Shelby County, Tennessee has received nearly $478 million in ARRA funding. The number of jobs saved to date with this money is 346 (Memphis Business Journal). That equals $1,381,502.90 per job saved. For the cost of one job saved, City Ventures could empower approximately 100 creative, entrepreneurially minded individuals to create their own jobs and as their business grows, to create even more.


The City Ventures’ model is based on over 30 years of economic data, which proves that individuals betting on themselves, and the city in which they live, will create more jobs with remarkable efficiency, especially when public and private systems invest in individuals. Extensive research by the Kauffman Foundation has shown that entrepreneurs are in fact made, and not born.


National Facts (Kauffman Foundation)

Fact 1: Over the past 30 years, young companies (0-5 years old) have accounted for more than two-thirds of all net new jobs.

Fact 2: Each young company creates an average of 4 jobs every year.

Fact 3: Since 1977, without startup companies, net job creation for the American economy would be negative in all but a handful of years (meaning we would have lost more jobs than we created over the past 30+ years).


Memphis Facts (Smart City)

Fact 1: On average three to five 25-35 year olds including our creative talent leave Memphis each day searching for a better opportunity or lifestyle.

Fact 2: On average three middle income families leave Memphis each day as they look for cultural and economic opportunity that builds hope for all citizens.

Fact 3: Contributing to a loss of hope: 35% of Memphians are unemployed or have been without work for so long that they have stopped looking.
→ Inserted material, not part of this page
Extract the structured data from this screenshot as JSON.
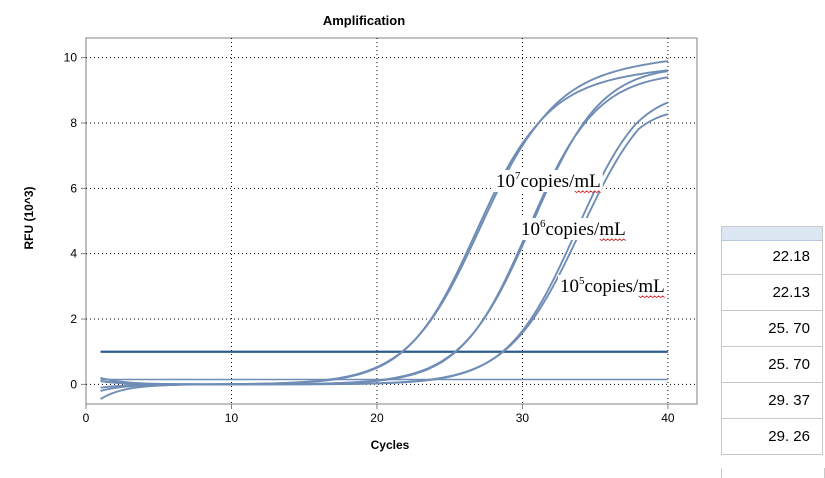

Fact 4: Cost of Loss of Hope: A Year in Prison ($30K+), A Year of Welfare ($20K+)

Fact 5: ~$14K: Average startup costs in film, visual arts, music, or high growth business


Why Memphis? Why Now? Every citizen desires a chance to do something great with their life, yet few cities provide outlets that empower individuals to be bold in art, film, music, or high growth business startups. The greatest economic tool ever invented is applied entrepreneurship, regardless of industry. Entrepreneurs in the creative industries don't just do it to become rich; they do it to build creative products that can influence their community and society.


Closing Summary: City Ventures will enable emerging talent to bet on themselves, their city, and their innovative ideas, without fear. Creative entrepreneurship will yield positive social, cultural, and economic returns for the city smart enough to empower its citizens.


"Why not start a city creative capital venturing fund – virtually unheard of in other cities.”